Max et Ulysses – Auto.

Batiste – Jouets.

Jumeaux McKinley – Maison & bricolage.

Moi – (surprise, surprise) Alimentation & boissons.

— Pourquoi Josie elle a pas un rayon ? a remarqué Chloe.

— J’ai un projet secret, nous a confié Josie.

— Oooh… c’est quoi, c’est quoi ? ont aussitôt fait les petits.

— Vous verrez bien, leur a-t-elle répondu avec un clin d’œil.

Niko a ensuite précisé ce qu’il attendait de nous : à savoir remettre chaque rayon dans l’état dans lequel il se trouvait avant le séisme.

Après, il a désigné une file de chariots situés à côté de notre bus scolaire.

Six chariots remplis attendaient. Ils contenaient chacun une serpillière, un balai, une pelle, des serviettes en papier, du nettoyant liquide, du désinfectant, des chiffons et des sacs-poubelle – une tonne de sacs-poubelle.

Dans un premier temps, nous a expliqué Niko, on devait mettre tout ce qui était cassé ou endommagé dans les chariots et les transporter au rayon puériculture – notre décharge. Ensuite, on retournait remettre les articles en bon état sur les rayons et on nettoyait.

Tout ça, de 9 heures à midi. Puis déjeuner. Puis repos.

Josie approuvait de la tête. Niko l’avait manifestement consultée.

Après, encore trois heures d’opération rangement.

Les petits avaient ensuite quartier libre jusqu’au dîner.

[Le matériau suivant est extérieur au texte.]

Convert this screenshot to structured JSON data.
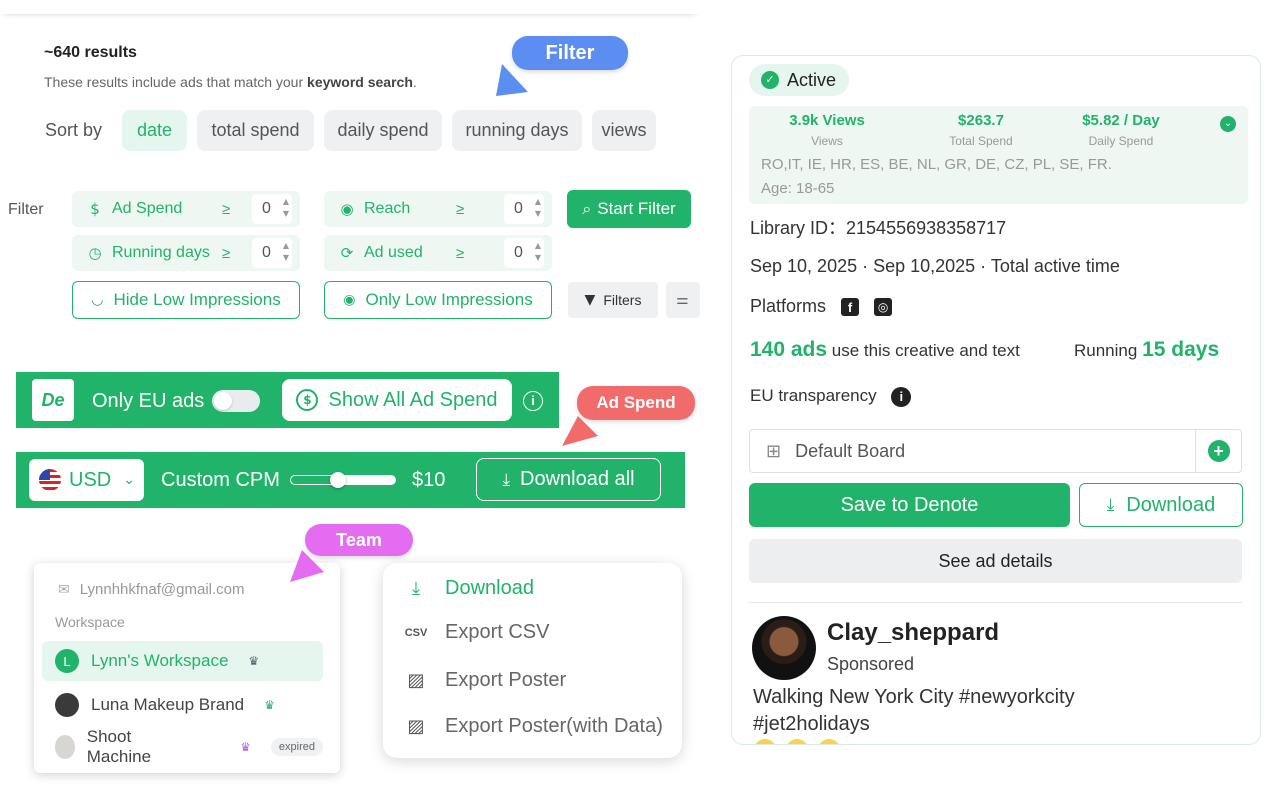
{
  "results": {
    "count": "~640 results",
    "subtitle_prefix": "These results include ads that match your ",
    "subtitle_bold": "keyword search",
    "subtitle_suffix": "."
  },
  "callouts": {
    "filter": "Filter",
    "ad_spend": "Ad Spend",
    "team": "Team"
  },
  "sort": {
    "label": "Sort by",
    "options": [
      "date",
      "total spend",
      "daily spend",
      "running days",
      "views"
    ],
    "active": "date"
  },
  "filter": {
    "label": "Filter",
    "ad_spend": {
      "label": "Ad Spend",
      "op": "≥",
      "value": "0"
    },
    "reach": {
      "label": "Reach",
      "op": "≥",
      "value": "0"
    },
    "running_days": {
      "label": "Running days",
      "op": "≥",
      "value": "0"
    },
    "ad_used": {
      "label": "Ad used",
      "op": "≥",
      "value": "0"
    },
    "start_filter": "Start Filter",
    "hide_low": "Hide Low Impressions",
    "only_low": "Only Low Impressions",
    "filters_btn": "Filters"
  },
  "eu_bar": {
    "logo": "De",
    "only_eu_label": "Only EU ads",
    "only_eu_on": false,
    "show_all_spend": "Show All Ad Spend",
    "info": "i"
  },
  "cpm_bar": {
    "currency": "USD",
    "custom_cpm_label": "Custom CPM",
    "cpm_value": "$10",
    "slider_fraction": 0.45,
    "download_all": "Download all"
  },
  "workspace_menu": {
    "email": "Lynnhhkfnaf@gmail.com",
    "heading": "Workspace",
    "items": [
      {
        "name": "Lynn's Workspace",
        "avatar": "L",
        "selected": true,
        "crown_color": "#555f6d",
        "expired": ""
      },
      {
        "name": "Luna Makeup Brand",
        "avatar": "",
        "selected": false,
        "crown_color": "#21b36a",
        "expired": ""
      },
      {
        "name": "Shoot Machine",
        "avatar": "",
        "selected": false,
        "crown_color": "#a366e8",
        "expired": "expired"
      }
    ]
  },
  "export_menu": {
    "download": "Download",
    "export_csv": "Export CSV",
    "export_poster": "Export Poster",
    "export_poster_data": "Export Poster(with Data)"
  },
  "ad_card": {
    "status": "Active",
    "stats": {
      "views_value": "3.9k Views",
      "views_label": "Views",
      "total_value": "$263.7",
      "total_label": "Total Spend",
      "daily_value": "$5.82 / Day",
      "daily_label": "Daily Spend",
      "countries": "RO,IT, IE, HR, ES, BE, NL, GR, DE, CZ, PL, SE, FR.",
      "age": "Age: 18-65"
    },
    "library_id": "Library ID：2154556938358717",
    "date_range": "Sep 10, 2025 · Sep 10,2025 · Total active time",
    "platforms_label": "Platforms",
    "ads_count": "140 ads",
    "ads_suffix": " use this creative and text",
    "running_label": "Running ",
    "running_days": "15 days",
    "eu_transparency": "EU transparency",
    "board": "Default Board",
    "save_btn": "Save to Denote",
    "download_btn": "Download",
    "details_btn": "See ad details",
    "user_name": "Clay_sheppard",
    "sponsored": "Sponsored",
    "post_line1": "Walking New York City #newyorkcity",
    "post_line2": "#jet2holidays"
  },
  "colors": {
    "brand_green": "#21b36a",
    "light_green": "#e5f6ee",
    "filter_blue": "#5b8ef0",
    "adspend_red": "#f26b6b",
    "team_pink": "#e36cf0"
  }
}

Je m’attendais à ce que les mioches se révoltent. Pas du tout : ils sont allés prendre leurs chariots bien gentiment.

Bon, tous, sauf Sahalia. Elle a empoigné le sien en râlant, puis est partie en grommelant un tombereau de jurons.

Les petits, ça les motivait, d’avoir un truc à faire.

— C’est moi qui vais finir la première, a frimé Chloe.

— Nan-nan, lui a rétorqué Max. L’équipe à battre, c’est moi et Ulysses.

Jake et Brayden, ça va sans dire, n’ont pas participé.

Ils s’étaient construit un petit bunker au rayon sport, où ils passaient leur temps à boire de la bière et à jouer au Laser Game. Un peu comme s’ils avaient décidé de ne pas reconnaître Niko comme notre chef.

Toute la journée, on les a entendus beugler, jurer et jouer. Ils avaient l’air de casser pas mal de trucs.

Pile ce qu’il nous fallait : du nouveau bazar à ranger.

Mais bon, apparemment, ils s’éclataient.

Ranger les rayons aussi c’était fun, d’une certaine façon.

Niko nous avait montré comment lire les étiquettes, de sorte que chaque produit retrouve bien son emplacement d’origine. Il était perfectionniste et attendait de nous la même attention au moindre détail.

Exemple :

— Caroline, je vois que tu as trié les rideaux, mais je remarque aussi que tu as mélangé les couleurs crème d’un mètre cinquante avec les blancs d’un mètre vingt.

— Justement, on se posait la question, lui a répondu la petite, du haut de son escabeau.

Alors, son frère et elle ont retiré les rideaux crème, trouvé leur bon emplacement, les y ont rangés, et tout allait mieux.

— Hé, Chloe, regarde ces flacons d’Advil : ils ont un bouchon sécurité, d’accord ? Alors, ils vont ici. Ceux-là, avec le bouchon normal, ils vont là-bas.

— D’aaaaccord, a râlé la petite.

Mais elle est quand même partie les mettre à la bonne place ; en tapant des pieds, certes.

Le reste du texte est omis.